Kamis, 28 Februari 2013

“Diet Sesat ”


Oleh: Syarifah Zainab

Kost penuh dengan makanan pasca dua minggu lebaran. Puasa mempertajam insting ngemil para penghuni Tulips’s, tak terkecuali aku. Makanan mulai dari Aceh, Surabaya, Tuban, hingga Kalimantan tersedia bak toserba di Pasar Besar.
Formasi Tulip’s lantai dua lengkap. Tapi, kemana Findi? Penghuni kamar nomor delapan tidak hadir di acara Camilan Nusantara Party ini.
“Findi keluar, ya? tanyaku.
“Nggak, Mbak. Tadi ada di kamar kok,” jawab Arga, adik kostku.
“Kok nggak ikut makan-makan?” tanyaku lagi.
“Findi lagi diet, Mbak. No Dinner, No nyamil,” lanjut Riski.
“Wah, sayang banget. Padahal ini adanya cuma setahun sekali,” kali ini Wahyu menimpali, sang penakluk kamar nomor enam.
“Rugi…, rugi banget,” sambung Hesti.
***
Pukul 22:15 WIB, saat pintu kamarku diketuk Findi.
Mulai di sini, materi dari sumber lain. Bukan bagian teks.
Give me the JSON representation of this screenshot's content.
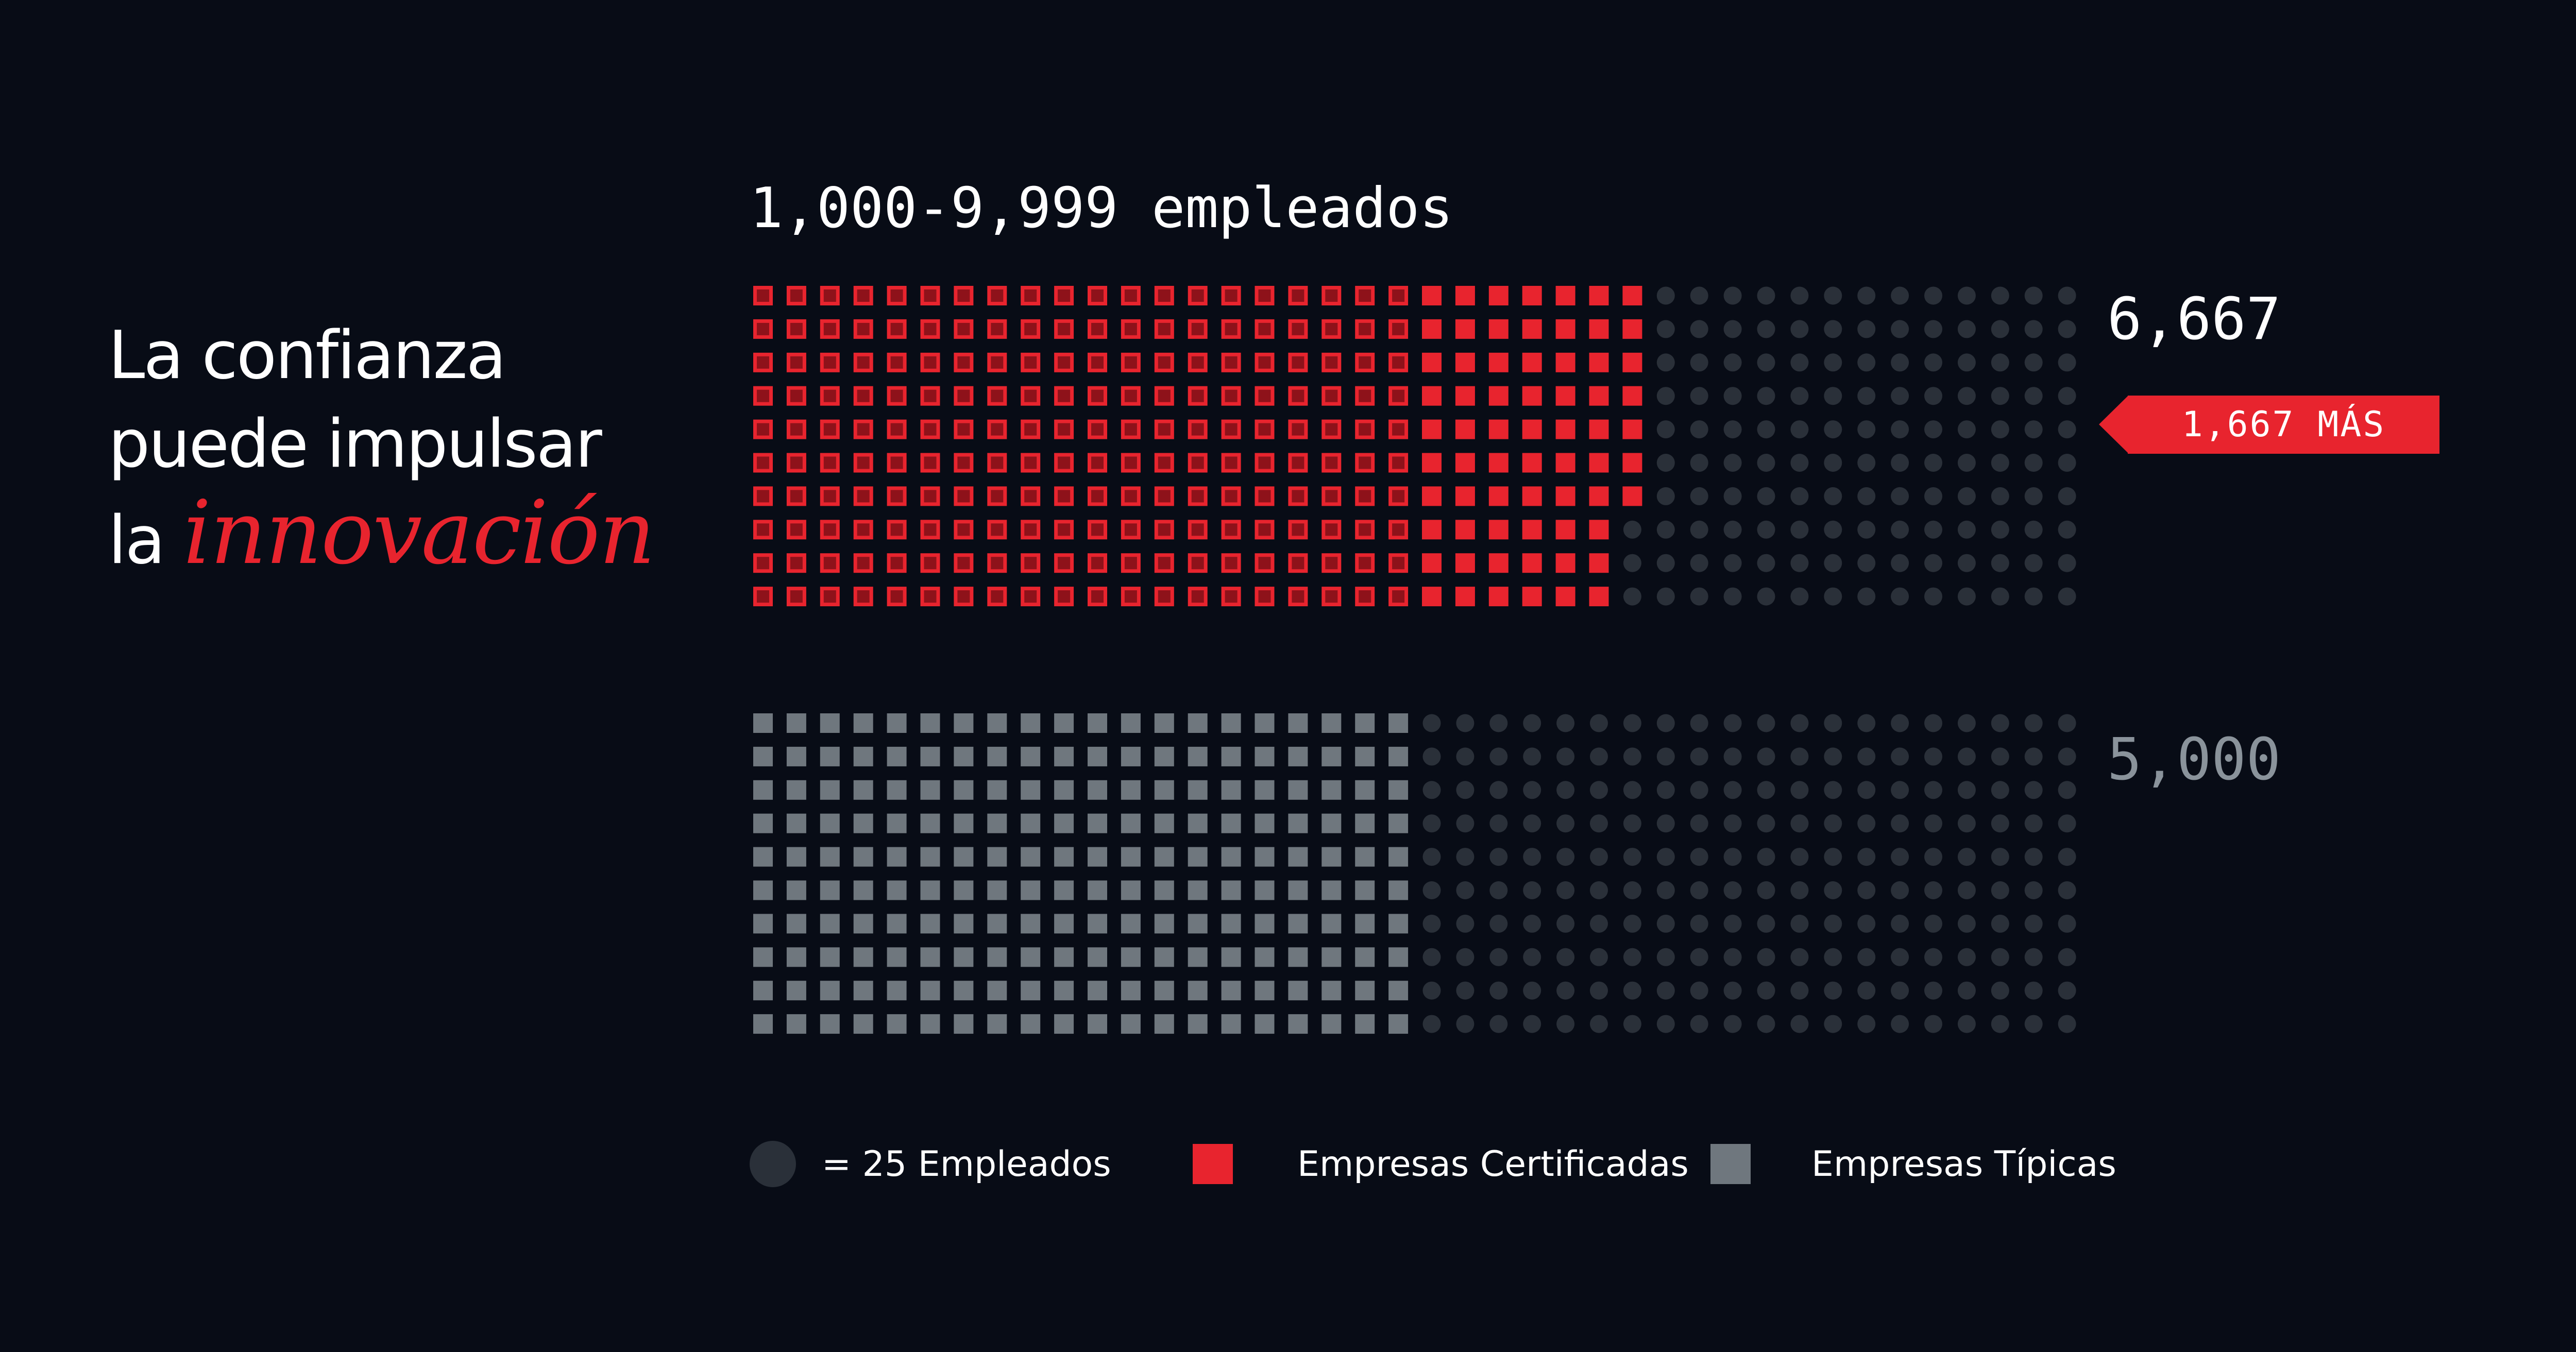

“Mbak, bisa minta tolong kerokin punggungku, nggak? Aku masuk angin, nih,” rengeknya.
“Ha? Waduuh.., aku nggak berani, Fin. Aku takut ngerokin orang. Nggak tega,” Jawabku sambil melongokkan wajah di pintu kamar.
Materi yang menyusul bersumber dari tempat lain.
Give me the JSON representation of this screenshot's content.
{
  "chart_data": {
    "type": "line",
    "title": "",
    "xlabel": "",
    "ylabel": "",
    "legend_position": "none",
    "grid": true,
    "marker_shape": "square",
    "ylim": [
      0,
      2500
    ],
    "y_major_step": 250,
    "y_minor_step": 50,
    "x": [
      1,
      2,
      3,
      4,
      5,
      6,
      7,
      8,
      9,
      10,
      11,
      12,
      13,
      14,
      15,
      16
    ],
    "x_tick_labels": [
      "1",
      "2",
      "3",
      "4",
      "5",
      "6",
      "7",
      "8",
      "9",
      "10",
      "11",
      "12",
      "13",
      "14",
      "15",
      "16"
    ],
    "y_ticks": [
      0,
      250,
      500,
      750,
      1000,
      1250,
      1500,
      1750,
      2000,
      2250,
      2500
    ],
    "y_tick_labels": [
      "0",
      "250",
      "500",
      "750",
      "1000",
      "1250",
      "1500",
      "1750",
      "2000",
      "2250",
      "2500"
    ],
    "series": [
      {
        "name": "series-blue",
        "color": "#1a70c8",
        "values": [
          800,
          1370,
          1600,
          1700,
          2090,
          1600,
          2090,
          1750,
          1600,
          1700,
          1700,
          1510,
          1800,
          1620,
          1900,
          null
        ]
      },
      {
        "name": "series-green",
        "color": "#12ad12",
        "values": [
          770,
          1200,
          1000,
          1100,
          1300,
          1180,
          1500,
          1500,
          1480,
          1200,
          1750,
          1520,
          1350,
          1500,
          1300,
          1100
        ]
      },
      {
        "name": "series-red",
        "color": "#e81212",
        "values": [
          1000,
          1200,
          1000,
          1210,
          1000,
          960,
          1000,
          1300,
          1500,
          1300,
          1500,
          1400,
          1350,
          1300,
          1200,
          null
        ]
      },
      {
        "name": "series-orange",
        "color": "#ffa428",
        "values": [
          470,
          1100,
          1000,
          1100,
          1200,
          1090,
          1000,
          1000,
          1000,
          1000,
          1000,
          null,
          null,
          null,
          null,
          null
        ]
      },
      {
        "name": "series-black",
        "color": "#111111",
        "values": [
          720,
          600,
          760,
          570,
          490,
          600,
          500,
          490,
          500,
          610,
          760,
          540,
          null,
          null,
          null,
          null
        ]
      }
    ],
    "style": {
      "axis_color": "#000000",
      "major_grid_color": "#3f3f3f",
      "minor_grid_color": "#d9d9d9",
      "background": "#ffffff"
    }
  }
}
            “Oh, ya udah, deh, aku minta tolong Riski aja”
            Ternyata tak seorang pun memiliki bakat ngerokin orang di kost-an Tulip’s ini. Semua sama tak teganya.
            Akhirnya aku, Riski dan Arga, ikut masuk ke kamar Findi. Sekedar menemaninya dan berbingung-ria, ini mesti diapakan. Wajah Findi tirus dan pucat tak karuan. Saran hanya satu, “Diolesin minyak kayu putih saja”.
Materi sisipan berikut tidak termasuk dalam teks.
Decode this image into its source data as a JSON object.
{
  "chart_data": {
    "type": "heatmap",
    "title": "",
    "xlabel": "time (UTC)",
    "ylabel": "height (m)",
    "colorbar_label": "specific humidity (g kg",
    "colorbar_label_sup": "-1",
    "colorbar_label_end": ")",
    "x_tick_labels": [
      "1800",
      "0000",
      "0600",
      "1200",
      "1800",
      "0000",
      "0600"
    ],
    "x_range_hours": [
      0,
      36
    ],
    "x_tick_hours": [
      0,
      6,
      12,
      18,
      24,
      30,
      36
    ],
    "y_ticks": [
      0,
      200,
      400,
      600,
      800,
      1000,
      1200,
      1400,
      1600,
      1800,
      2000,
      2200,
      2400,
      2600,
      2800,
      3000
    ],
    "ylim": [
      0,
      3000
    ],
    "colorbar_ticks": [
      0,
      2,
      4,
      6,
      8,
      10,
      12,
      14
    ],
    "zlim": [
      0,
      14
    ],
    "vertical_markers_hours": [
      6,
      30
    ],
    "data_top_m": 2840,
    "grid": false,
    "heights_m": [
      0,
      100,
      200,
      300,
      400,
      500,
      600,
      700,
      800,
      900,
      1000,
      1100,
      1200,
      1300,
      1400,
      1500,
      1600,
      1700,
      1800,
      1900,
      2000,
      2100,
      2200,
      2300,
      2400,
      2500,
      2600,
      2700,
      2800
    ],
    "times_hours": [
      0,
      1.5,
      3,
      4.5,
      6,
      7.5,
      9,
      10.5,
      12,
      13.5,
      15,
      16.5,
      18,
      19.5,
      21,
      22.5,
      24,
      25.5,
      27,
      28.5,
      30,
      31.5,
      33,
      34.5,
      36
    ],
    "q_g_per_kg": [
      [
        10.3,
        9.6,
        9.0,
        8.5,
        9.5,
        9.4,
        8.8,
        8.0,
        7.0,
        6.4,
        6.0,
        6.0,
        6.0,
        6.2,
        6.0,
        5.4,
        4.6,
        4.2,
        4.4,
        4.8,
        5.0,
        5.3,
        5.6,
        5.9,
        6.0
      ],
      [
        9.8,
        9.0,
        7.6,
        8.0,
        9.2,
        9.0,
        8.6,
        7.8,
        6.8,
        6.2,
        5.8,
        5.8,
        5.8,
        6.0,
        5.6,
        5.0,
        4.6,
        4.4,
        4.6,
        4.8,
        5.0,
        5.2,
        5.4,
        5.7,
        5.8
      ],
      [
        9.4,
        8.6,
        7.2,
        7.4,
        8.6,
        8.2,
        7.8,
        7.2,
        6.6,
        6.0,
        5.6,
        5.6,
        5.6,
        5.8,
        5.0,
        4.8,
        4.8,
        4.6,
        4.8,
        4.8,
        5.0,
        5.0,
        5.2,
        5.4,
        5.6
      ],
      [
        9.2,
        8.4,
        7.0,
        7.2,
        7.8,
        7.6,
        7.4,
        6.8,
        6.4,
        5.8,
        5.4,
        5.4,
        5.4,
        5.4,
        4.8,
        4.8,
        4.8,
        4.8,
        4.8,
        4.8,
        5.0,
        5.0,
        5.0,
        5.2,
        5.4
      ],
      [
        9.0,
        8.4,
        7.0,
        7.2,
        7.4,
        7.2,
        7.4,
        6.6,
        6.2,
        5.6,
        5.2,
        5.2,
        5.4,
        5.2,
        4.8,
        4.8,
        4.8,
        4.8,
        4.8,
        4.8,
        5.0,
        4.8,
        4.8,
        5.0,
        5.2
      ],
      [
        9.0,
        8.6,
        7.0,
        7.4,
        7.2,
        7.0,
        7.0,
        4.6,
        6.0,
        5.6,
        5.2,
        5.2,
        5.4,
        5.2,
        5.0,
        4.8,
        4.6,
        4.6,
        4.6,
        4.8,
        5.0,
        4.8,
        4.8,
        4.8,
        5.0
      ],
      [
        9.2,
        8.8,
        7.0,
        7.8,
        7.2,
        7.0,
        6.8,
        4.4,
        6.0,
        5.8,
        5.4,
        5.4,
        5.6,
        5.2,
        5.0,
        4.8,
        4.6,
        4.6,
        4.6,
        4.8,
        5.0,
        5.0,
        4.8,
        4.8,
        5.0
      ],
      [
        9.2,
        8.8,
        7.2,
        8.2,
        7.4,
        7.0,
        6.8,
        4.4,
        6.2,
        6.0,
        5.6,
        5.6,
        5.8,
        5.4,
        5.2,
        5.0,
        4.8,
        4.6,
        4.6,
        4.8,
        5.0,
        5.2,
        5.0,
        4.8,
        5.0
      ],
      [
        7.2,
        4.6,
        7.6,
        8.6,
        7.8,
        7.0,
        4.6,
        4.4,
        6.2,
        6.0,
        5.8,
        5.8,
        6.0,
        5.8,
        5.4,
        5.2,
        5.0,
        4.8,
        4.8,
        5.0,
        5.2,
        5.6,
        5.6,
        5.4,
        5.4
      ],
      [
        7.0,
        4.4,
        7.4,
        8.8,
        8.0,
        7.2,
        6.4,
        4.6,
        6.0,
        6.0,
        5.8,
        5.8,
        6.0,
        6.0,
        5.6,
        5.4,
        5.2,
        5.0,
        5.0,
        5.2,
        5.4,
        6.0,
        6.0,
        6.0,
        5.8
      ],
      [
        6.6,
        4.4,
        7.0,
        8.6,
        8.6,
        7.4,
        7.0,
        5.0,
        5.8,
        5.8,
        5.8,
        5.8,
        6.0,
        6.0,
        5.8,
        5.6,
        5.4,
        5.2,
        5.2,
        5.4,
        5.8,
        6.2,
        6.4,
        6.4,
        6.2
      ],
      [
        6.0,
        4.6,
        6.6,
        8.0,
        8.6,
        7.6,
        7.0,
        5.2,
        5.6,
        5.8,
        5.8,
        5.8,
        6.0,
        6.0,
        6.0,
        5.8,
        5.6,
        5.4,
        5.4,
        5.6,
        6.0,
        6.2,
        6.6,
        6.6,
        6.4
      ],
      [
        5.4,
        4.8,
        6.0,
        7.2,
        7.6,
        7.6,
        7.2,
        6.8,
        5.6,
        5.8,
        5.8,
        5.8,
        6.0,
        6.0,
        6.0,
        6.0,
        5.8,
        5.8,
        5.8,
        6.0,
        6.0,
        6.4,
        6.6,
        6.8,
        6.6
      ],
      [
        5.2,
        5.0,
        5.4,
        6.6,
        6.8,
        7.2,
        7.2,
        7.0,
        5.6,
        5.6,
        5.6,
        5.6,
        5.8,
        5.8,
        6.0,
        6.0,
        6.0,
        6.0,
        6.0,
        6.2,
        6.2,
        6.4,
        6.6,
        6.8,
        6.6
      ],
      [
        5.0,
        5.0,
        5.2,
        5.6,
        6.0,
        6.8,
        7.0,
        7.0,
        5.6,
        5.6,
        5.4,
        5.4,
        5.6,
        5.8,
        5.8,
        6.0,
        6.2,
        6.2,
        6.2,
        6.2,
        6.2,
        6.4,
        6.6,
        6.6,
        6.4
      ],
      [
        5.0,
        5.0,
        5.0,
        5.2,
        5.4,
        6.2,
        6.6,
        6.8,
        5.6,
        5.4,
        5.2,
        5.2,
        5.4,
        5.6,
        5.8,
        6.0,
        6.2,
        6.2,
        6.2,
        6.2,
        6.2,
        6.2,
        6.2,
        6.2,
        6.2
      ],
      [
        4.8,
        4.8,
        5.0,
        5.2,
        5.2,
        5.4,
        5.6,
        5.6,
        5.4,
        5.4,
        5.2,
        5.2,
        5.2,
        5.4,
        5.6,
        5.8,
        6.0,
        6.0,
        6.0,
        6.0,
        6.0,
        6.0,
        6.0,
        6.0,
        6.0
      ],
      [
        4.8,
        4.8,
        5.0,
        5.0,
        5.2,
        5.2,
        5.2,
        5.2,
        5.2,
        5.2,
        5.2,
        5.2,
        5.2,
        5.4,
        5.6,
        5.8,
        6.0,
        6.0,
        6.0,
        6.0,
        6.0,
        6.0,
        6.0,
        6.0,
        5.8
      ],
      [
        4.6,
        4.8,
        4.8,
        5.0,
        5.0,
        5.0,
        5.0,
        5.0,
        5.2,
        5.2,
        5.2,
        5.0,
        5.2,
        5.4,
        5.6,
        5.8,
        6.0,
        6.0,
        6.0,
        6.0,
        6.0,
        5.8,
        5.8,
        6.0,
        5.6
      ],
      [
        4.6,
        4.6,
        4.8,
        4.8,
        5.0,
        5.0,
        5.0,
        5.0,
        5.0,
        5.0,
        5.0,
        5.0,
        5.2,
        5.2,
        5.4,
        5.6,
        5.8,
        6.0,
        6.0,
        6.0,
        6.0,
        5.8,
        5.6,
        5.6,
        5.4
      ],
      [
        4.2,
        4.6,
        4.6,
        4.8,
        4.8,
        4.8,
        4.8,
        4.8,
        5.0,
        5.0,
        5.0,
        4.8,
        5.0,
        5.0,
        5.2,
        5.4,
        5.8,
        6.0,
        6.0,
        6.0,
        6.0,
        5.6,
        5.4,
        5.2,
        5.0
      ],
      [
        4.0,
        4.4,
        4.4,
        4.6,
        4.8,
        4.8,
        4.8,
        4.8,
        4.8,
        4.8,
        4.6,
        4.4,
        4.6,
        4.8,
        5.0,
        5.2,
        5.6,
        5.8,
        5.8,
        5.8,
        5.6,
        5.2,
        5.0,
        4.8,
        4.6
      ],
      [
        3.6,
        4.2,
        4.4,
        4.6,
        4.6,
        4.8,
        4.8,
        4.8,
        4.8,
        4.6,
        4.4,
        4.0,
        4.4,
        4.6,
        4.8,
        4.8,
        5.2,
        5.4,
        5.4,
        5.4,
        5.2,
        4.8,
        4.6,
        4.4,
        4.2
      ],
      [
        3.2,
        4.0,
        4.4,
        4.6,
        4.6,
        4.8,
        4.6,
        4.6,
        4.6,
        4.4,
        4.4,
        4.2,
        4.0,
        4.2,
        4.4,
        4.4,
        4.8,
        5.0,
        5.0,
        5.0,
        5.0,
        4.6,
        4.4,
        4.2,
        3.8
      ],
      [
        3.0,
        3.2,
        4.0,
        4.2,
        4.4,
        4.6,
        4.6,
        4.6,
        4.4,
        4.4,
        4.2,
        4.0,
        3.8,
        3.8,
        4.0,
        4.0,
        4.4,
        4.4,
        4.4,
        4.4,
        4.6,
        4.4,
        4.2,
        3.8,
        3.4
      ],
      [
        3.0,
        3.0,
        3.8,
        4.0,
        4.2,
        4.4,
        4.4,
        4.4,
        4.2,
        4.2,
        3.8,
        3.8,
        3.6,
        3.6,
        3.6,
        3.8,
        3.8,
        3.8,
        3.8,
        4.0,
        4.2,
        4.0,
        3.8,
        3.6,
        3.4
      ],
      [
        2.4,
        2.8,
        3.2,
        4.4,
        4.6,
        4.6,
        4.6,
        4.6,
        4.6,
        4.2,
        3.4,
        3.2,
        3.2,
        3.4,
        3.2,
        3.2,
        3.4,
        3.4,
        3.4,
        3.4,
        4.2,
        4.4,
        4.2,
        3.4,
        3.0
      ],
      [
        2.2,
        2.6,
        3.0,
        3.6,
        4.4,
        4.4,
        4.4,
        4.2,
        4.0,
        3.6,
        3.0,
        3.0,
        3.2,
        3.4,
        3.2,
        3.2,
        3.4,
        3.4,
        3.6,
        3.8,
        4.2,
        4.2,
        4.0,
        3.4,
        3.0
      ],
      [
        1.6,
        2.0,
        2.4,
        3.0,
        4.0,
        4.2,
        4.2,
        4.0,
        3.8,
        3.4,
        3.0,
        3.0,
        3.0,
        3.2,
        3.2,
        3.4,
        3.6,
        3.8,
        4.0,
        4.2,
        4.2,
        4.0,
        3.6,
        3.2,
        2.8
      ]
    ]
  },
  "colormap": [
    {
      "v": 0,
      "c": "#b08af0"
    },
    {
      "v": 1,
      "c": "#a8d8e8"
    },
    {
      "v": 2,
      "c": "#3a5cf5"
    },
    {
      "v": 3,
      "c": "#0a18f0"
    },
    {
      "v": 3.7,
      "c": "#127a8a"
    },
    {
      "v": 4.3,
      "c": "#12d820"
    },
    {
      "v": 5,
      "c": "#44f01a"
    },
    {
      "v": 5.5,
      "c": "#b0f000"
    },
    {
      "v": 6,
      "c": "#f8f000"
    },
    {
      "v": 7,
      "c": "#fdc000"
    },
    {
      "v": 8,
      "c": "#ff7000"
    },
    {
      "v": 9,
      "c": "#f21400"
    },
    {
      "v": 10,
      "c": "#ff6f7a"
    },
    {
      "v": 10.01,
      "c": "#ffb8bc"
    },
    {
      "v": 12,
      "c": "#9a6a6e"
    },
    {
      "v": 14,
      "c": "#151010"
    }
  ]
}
            Cerita punya cerita di malam itu juga. Ternyata perut Findi sudah seminggu tak berkawan dengan nasi. Lambung made in Indonesia itu cuma dijatah Juice apel tiga kali sehari. Tidak berkesudahan repet panjangku. Apa-apaan ini! Kucing saja tidak akan sanggup hidup tanpa nasi!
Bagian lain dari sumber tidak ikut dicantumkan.